Oh neat. I was interested in sharing a pooling library between pgo and epgsql. Right now pgo’s pool is built in but I was planning to break it out to a separate library like I did with pg_types. Did you look at pgo’s pool at all, or its inspiration Elixir’s db_connection?

seriyps · May 2, 2023, 7:12am

No, I did not look at pgo’s pool. As I mentioned, pooler was originally created in ~2012, but was abandoned after 2017. I just took it over and modernized a bit.

As far as I understand, pgo does not wrap the postgres conection to a process, client communicates with the socket directly. So, does it mean pgo’s pool supervises not Erlang processes, but some structures containing gen_tcp:connection() | ssl:connection()? Asking that, because pooler only knows how to supervise Erlang processes.

juhlig · May 2, 2023, 10:36am

Aside from what @seriyps already said, it looks like poolboy has been pretty much abandoned. I raised issues and submitted a bugfix and another feature pull requests, like 4 years and 1 job ago, which went completely unanswered.

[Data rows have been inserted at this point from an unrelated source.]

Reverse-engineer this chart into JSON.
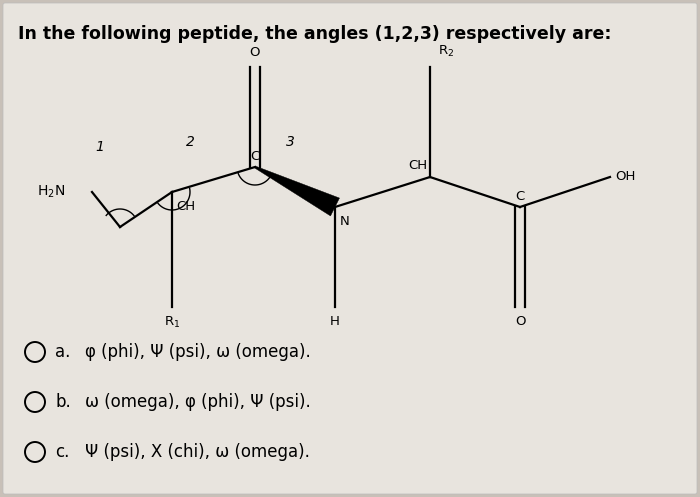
{
  "title": "In the following peptide, the angles (1,2,3) respectively are:",
  "title_fontsize": 12.5,
  "title_fontweight": "bold",
  "bg_color": "#c8c0b8",
  "panel_bg": "#ddd8d0",
  "options": [
    [
      "a.",
      "φ (phi), Ψ (psi), ω (omega)."
    ],
    [
      "b.",
      "ω (omega), φ (phi), Ψ (psi)."
    ],
    [
      "c.",
      "Ψ (psi), X (chi), ω (omega)."
    ]
  ],
  "option_fontsize": 12
}
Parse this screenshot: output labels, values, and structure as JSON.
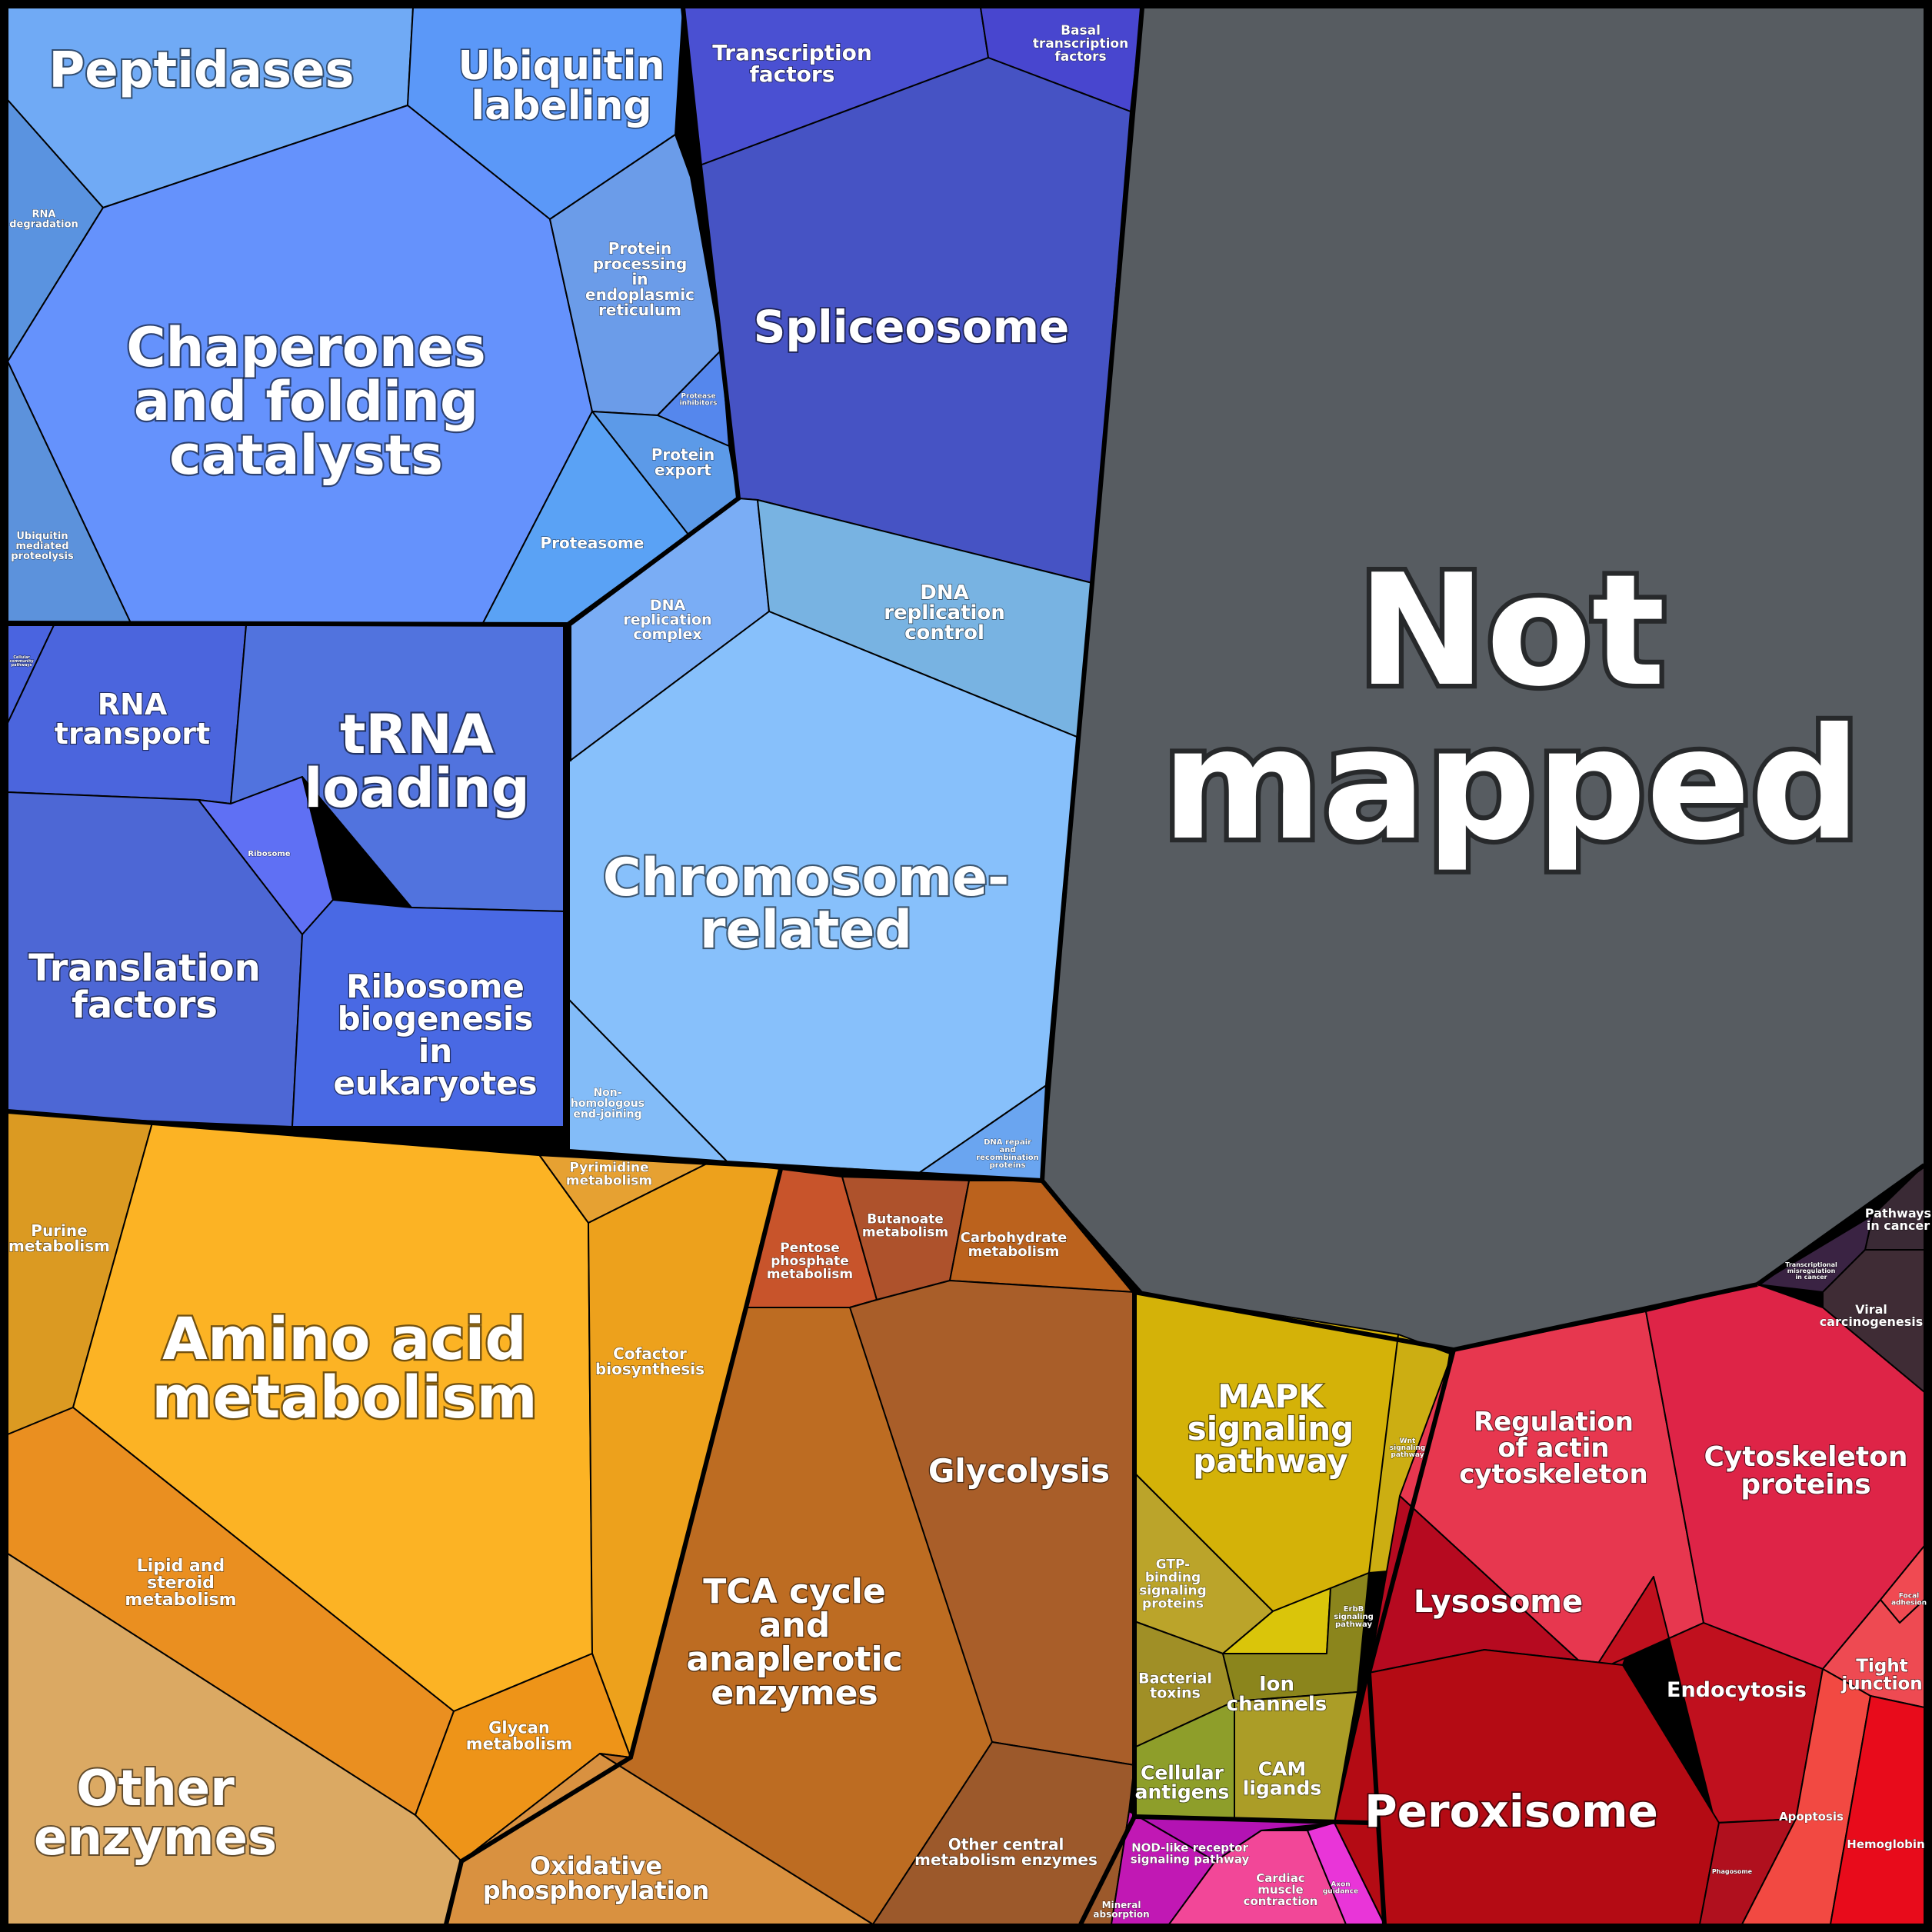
{
  "chart_data": {
    "type": "voronoi-treemap",
    "cells": [
      {
        "label": "Peptidases",
        "color": "#70aaf5"
      },
      {
        "label": "Ubiquitin labeling",
        "color": "#5b98f8"
      },
      {
        "label": "RNA degradation",
        "color": "#5a93e0"
      },
      {
        "label": "Chaperones and folding catalysts",
        "color": "#6592fc"
      },
      {
        "label": "Ubiquitin mediated proteolysis",
        "color": "#5c92dc"
      },
      {
        "label": "Protein processing in endoplasmic reticulum",
        "color": "#6b9ce9"
      },
      {
        "label": "Protease inhibitors",
        "color": "#5587ed"
      },
      {
        "label": "Protein export",
        "color": "#5c9ae8"
      },
      {
        "label": "Proteasome",
        "color": "#5aa2f5"
      },
      {
        "label": "Transcription factors",
        "color": "#4a50d2"
      },
      {
        "label": "Basal transcription factors",
        "color": "#4846cf"
      },
      {
        "label": "Spliceosome",
        "color": "#4653c4"
      },
      {
        "label": "DNA replication complex",
        "color": "#7aadf5"
      },
      {
        "label": "DNA replication control",
        "color": "#78b3e2"
      },
      {
        "label": "Chromosome-related",
        "color": "#87c0fb"
      },
      {
        "label": "Non-homologous end-joining",
        "color": "#83bcf8"
      },
      {
        "label": "DNA repair and recombination proteins",
        "color": "#6aa5f0"
      },
      {
        "label": "Cellular community",
        "color": "#4a64e0"
      },
      {
        "label": "RNA transport",
        "color": "#4b65dd"
      },
      {
        "label": "tRNA loading",
        "color": "#5173de"
      },
      {
        "label": "Ribosome",
        "color": "#5f70f4"
      },
      {
        "label": "Translation factors",
        "color": "#4d67d5"
      },
      {
        "label": "Ribosome biogenesis in eukaryotes",
        "color": "#4969e4"
      },
      {
        "label": "Not mapped",
        "color": "#575c61"
      },
      {
        "label": "Purine metabolism",
        "color": "#db9a22"
      },
      {
        "label": "Amino acid metabolism",
        "color": "#fcb324"
      },
      {
        "label": "Pyrimidine metabolism",
        "color": "#e6a132"
      },
      {
        "label": "Cofactor biosynthesis",
        "color": "#eda11c"
      },
      {
        "label": "Lipid and steroid metabolism",
        "color": "#ea8f20"
      },
      {
        "label": "Glycan metabolism",
        "color": "#ee9418"
      },
      {
        "label": "Other enzymes",
        "color": "#dba963"
      },
      {
        "label": "Oxidative phosphorylation",
        "color": "#d99140"
      },
      {
        "label": "Pentose phosphate metabolism",
        "color": "#c8542b"
      },
      {
        "label": "Butanoate metabolism",
        "color": "#ae522c"
      },
      {
        "label": "Carbohydrate metabolism",
        "color": "#bb621d"
      },
      {
        "label": "TCA cycle and anaplerotic enzymes",
        "color": "#bd6c22"
      },
      {
        "label": "Glycolysis",
        "color": "#a95e29"
      },
      {
        "label": "Other central metabolism enzymes",
        "color": "#9c592b"
      },
      {
        "label": "MAPK signaling pathway",
        "color": "#d4b208"
      },
      {
        "label": "Wnt signaling pathway",
        "color": "#ccae12"
      },
      {
        "label": "GTP-binding signaling proteins",
        "color": "#bba42a"
      },
      {
        "label": "ErbB signaling pathway",
        "color": "#dac50a"
      },
      {
        "label": "Bacterial toxins",
        "color": "#a08f26"
      },
      {
        "label": "Ion channels",
        "color": "#8b851c"
      },
      {
        "label": "Cellular antigens",
        "color": "#8e9e2a"
      },
      {
        "label": "CAM ligands",
        "color": "#ab9d27"
      },
      {
        "label": "NOD-like receptor signaling pathway",
        "color": "#b313b3"
      },
      {
        "label": "Mineral absorption",
        "color": "#c118b4"
      },
      {
        "label": "Cardiac muscle contraction",
        "color": "#f24798"
      },
      {
        "label": "Axon guidance",
        "color": "#e935d8"
      },
      {
        "label": "Pathways in cancer",
        "color": "#3a2a35"
      },
      {
        "label": "Transcriptional misregulation in cancer",
        "color": "#3a2343"
      },
      {
        "label": "Viral carcinogenesis",
        "color": "#3f2c35"
      },
      {
        "label": "Regulation of actin cytoskeleton",
        "color": "#e7374f"
      },
      {
        "label": "Cytoskeleton proteins",
        "color": "#de2447"
      },
      {
        "label": "Focal adhesion",
        "color": "#f04a52"
      },
      {
        "label": "Tight junction",
        "color": "#ee4a52"
      },
      {
        "label": "Lysosome",
        "color": "#b60a20"
      },
      {
        "label": "Endocytosis",
        "color": "#c0101e"
      },
      {
        "label": "Peroxisome",
        "color": "#b40b14"
      },
      {
        "label": "Phagosome",
        "color": "#b0101e"
      },
      {
        "label": "Apoptosis",
        "color": "#f24942"
      },
      {
        "label": "Hemoglobin",
        "color": "#e80b1b"
      }
    ]
  }
}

That bugfix was about the rather inconvenient fact that poolboy would crash the entire pool (ie, all present workers) if only one extra (“overflow”, in poolboy terms) worker failed to start, something that can always happen with, say, database connections. I ended up using my own fork for a work-related project for a while.

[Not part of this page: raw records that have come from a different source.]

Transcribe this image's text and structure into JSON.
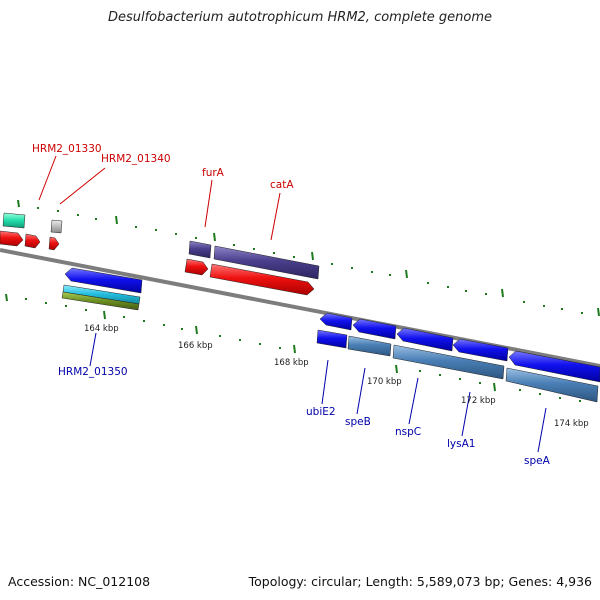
{
  "title": "Desulfobacterium autotrophicum HRM2, complete genome",
  "footer": {
    "accession": "Accession: NC_012108",
    "stats": "Topology: circular; Length: 5,589,073 bp; Genes: 4,936"
  },
  "colors": {
    "forward_label": "#cc0000",
    "reverse_label": "#0000aa",
    "backbone": "#808080",
    "tick": "#1e7a1e",
    "red": "#ee1111",
    "blue": "#1111ee",
    "purple": "#4a3f8c",
    "steel": "#4a7fb5",
    "cyan": "#22bbdd",
    "olive": "#6b8e23",
    "mint": "#22ddaa",
    "grey": "#bbbbbb"
  },
  "scale_labels": [
    "164 kbp",
    "166 kbp",
    "168 kbp",
    "170 kbp",
    "172 kbp",
    "174 kbp"
  ],
  "forward_genes": [
    "HRM2_01330",
    "HRM2_01340",
    "furA",
    "catA"
  ],
  "reverse_genes": [
    "HRM2_01350",
    "ubiE2",
    "speB",
    "nspC",
    "lysA1",
    "speA"
  ]
}
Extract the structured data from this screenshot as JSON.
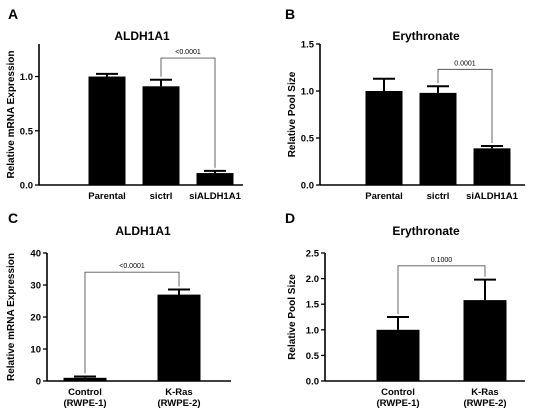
{
  "chart_data": [
    {
      "panel": "A",
      "type": "bar",
      "title": "ALDH1A1",
      "ylabel": "Relative mRNA Expression",
      "xlabel": "",
      "categories": [
        "Parental",
        "sictrl",
        "siALDH1A1"
      ],
      "values": [
        1.0,
        0.91,
        0.11
      ],
      "errors": [
        0.025,
        0.06,
        0.02
      ],
      "ylim": [
        0,
        1.3
      ],
      "yticks": [
        "0.0",
        "0.5",
        "1.0"
      ],
      "ytick_values": [
        0,
        0.5,
        1.0
      ],
      "bar_color": "#000000",
      "annotation": {
        "text": "<0.0001",
        "from": 1,
        "to": 2,
        "level": 1.17
      }
    },
    {
      "panel": "B",
      "type": "bar",
      "title": "Erythronate",
      "ylabel": "Relative Pool Size",
      "xlabel": "",
      "categories": [
        "Parental",
        "sictrl",
        "siALDH1A1"
      ],
      "values": [
        1.0,
        0.98,
        0.39
      ],
      "errors": [
        0.13,
        0.07,
        0.025
      ],
      "ylim": [
        0,
        1.5
      ],
      "yticks": [
        "0.0",
        "0.5",
        "1.0",
        "1.5"
      ],
      "ytick_values": [
        0,
        0.5,
        1.0,
        1.5
      ],
      "bar_color": "#000000",
      "annotation": {
        "text": "0.0001",
        "from": 1,
        "to": 2,
        "level": 1.23
      }
    },
    {
      "panel": "C",
      "type": "bar",
      "title": "ALDH1A1",
      "ylabel": "Relative mRNA Expression",
      "xlabel": "",
      "categories": [
        "Control\n(RWPE-1)",
        "K-Ras\n(RWPE-2)"
      ],
      "values": [
        1.0,
        27.0
      ],
      "errors": [
        0.4,
        1.6
      ],
      "ylim": [
        0,
        40
      ],
      "yticks": [
        "0",
        "10",
        "20",
        "30",
        "40"
      ],
      "ytick_values": [
        0,
        10,
        20,
        30,
        40
      ],
      "bar_color": "#000000",
      "annotation": {
        "text": "<0.0001",
        "from": 0,
        "to": 1,
        "level": 34
      }
    },
    {
      "panel": "D",
      "type": "bar",
      "title": "Erythronate",
      "ylabel": "Relative Pool Size",
      "xlabel": "",
      "categories": [
        "Control\n(RWPE-1)",
        "K-Ras\n(RWPE-2)"
      ],
      "values": [
        1.0,
        1.58
      ],
      "errors": [
        0.25,
        0.4
      ],
      "ylim": [
        0,
        2.5
      ],
      "yticks": [
        "0.0",
        "0.5",
        "1.0",
        "1.5",
        "2.0",
        "2.5"
      ],
      "ytick_values": [
        0,
        0.5,
        1.0,
        1.5,
        2.0,
        2.5
      ],
      "bar_color": "#000000",
      "annotation": {
        "text": "0.1000",
        "from": 0,
        "to": 1,
        "level": 2.25
      }
    }
  ]
}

Other issues, like the synchronous worker start and related ones, were harder or even impossible to address due to the overall architecture. In the end, I ended up with an own pool implementation, hnc (ag-en-cy not actively maintained currently), done with the help of @Maria-12648430, partly due to the fact that pooler showed some signs of abandonment and aging at the time. Glad to see it revived

leeyis · May 6, 2023, 3:29am

Thank you so much for sharing

I replaced my [open source project] (GitHub - imboy-pub/imboy: 使用erlang做后端、flutter做前端开发的一款开源的即时聊天解决方案（基于erlang/otp的高性能web框架 cowboy 做后端服务，用 "8核16G 主机（100万PPS）"压测，保持100万+TCP稳定在线90分钟以上）) from MySQL to PostgreSql15 and used epgsql pooler

tsloughter · May 10, 2023, 12:10am

Ah, correct, pgo supervises connections, not processes.

Kozaky · February 12, 2024, 1:11pm

Actually, I just began to use pooler in a small demo project with cowboy and I am experiencing some unexpected behavior that I reported at Unexpected "error_no_members" when load testing cowboy server · Issue #99 · epgsql/pooler · GitHub

It seems that pooler doesn’t take the timeout value into account when the load is high. Did any of you experience something similar?